# SEARS router review?



## Birchwood (May 13, 2005)

Just by chance I picked up a SEARS #315-174921 router that appears to be in great shape. Now, I know its not top-of-the line stuff, but here's my plan. I stopped at a garage sale and there was a brand NEW Sears router table with all the "stuff" I paid ten bucks for it. I am going to put the router with the table, chuck in a 1/4" roundover and hang the thing on the wall. I already have another set-up like this with a table edge molding bit in it. I grab the one I need and don't have to bother with my REAL GUY table, with the Porter-Cable #890 etc.
Question: anybody have an opinion on this SEARS router or any tips on watching for weak spots in its operation? Thanks.


----------



## fibertech (May 7, 2005)

I have both Porter Cable and Craftsman routers. I use two plates in my router table and lift them in and out. So far, the Craftsman has worked fine. It is limited to 1/4" collets. -Derek


----------



## Gilbear (Dec 13, 2005)

I too have an older Craftsman and, as it was the only one I had for a while, it got quite a workout - handheld and in a table - 1/4"collett - they seem to change their models every other day so I'm not sure how they would compare or the age of what you picked up - but it worked for me - height adjustment wasn't the best (would shift a hair when I locked it in) and I wanted more power and 1/2" collett - only complaints I had.


----------



## Mike (Nov 22, 2004)

You can get good service out of a Craftsman router. The vast majority of them were made by Ryobi. I owned a 1-1/2 HP model which had a light in it for over 20 years of moderate use and it was problem free. The height adjustment was it's weak point but could be worked around. I also owned a Craftsman professional model and it was a good sturdy unit. The biggest limitations were the collet design being limited to 1/4" bits and the Craftsman base plate. The new Craftsman 26620 is made by Bosch and is almost a twin to the 1617. Sears became a retail giant by giving value for your money. They drifted away for a while but seem to be back on track with new and innovative quality tools.


----------



## fibertech (May 7, 2005)

1 note on overcoming the limitations of a Craftsman router. There is an aftermarket basplate available that can be used for brass bushings. I bought mine from Woodcraft and it works well (about $20). The Craftsman bushings are junk. -Derek


----------



## Gilbear (Dec 13, 2005)

"The height adjustment was it's weak point but could be worked around."

Totaly agree - just takes a little fiddling, adjustment and extra care - good point also, the light was a cute idea that I sorely miss now - eyes are getting old!!

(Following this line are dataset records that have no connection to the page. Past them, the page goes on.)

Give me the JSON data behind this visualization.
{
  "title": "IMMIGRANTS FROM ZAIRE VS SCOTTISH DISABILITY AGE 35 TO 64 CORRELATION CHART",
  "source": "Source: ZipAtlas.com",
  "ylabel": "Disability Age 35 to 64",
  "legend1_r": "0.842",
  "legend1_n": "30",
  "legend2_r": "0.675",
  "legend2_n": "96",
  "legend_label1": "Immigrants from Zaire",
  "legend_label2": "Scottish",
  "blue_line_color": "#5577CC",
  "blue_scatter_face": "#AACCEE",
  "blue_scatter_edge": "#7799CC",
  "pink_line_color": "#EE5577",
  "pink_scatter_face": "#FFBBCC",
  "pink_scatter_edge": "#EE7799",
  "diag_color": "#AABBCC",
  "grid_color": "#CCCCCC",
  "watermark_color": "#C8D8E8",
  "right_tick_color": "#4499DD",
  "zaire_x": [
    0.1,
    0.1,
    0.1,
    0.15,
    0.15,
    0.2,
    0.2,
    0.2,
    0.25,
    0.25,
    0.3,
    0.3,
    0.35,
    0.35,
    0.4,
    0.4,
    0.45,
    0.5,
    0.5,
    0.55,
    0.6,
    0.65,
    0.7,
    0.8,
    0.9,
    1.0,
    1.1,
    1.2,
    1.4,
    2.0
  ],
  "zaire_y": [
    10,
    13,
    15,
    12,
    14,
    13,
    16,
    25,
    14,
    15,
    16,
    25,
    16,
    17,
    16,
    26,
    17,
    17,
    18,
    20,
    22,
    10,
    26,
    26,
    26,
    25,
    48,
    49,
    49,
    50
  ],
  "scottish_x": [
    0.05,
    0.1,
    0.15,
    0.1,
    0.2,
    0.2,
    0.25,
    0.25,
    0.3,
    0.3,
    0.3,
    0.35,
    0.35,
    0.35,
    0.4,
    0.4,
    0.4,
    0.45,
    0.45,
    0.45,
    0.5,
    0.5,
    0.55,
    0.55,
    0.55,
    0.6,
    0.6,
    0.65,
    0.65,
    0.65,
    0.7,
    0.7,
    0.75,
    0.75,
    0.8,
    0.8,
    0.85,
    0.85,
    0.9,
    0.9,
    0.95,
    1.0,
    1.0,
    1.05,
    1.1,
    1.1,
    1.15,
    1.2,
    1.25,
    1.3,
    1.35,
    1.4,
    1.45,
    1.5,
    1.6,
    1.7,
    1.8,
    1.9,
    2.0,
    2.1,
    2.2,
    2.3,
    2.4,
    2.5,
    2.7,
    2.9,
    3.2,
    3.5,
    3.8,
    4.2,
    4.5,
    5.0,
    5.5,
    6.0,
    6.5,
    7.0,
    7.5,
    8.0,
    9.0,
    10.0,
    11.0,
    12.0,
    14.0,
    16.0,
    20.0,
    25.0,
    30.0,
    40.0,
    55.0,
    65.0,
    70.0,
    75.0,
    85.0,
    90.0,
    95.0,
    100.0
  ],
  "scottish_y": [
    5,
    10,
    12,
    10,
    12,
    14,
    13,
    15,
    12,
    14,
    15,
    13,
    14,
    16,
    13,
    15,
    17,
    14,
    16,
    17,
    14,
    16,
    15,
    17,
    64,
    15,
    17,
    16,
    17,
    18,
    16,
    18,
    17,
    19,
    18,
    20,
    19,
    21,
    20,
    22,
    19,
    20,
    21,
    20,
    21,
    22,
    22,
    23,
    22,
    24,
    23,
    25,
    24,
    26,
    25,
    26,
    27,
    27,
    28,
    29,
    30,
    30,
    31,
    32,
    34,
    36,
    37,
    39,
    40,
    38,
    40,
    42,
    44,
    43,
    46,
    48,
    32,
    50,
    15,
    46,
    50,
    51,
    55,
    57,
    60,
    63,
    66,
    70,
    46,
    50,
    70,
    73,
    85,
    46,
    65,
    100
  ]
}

Using a 1/4" roundover in it should cause no power problems at all - I stressed mine much more than that! Took a lickin' and kept on tickin' (although the neighbors would come out every once in a while and ask who I was trying to kill now!).


----------



## berry (Oct 17, 2005)

I have two, 1/4" and 1/2". I don't give them hard use, I'm a hobbyist. But I had a bearing go on the older 1/4". I mailed it to whomever Sears told me too and it came back fine. The 1/4" has a light in it, which I always liked, and a buildt-in dust collector. My biggest complaint was trying to get them to work with "standard" base plates etc.


----------



## rgreenman (Sep 5, 2010)

I picked one up at an estate sale for 8 dollars. It has the light and even came with a composite Hirsh router table (cheap table) but hey for 8 bucks?? and it runs like a champ.


----------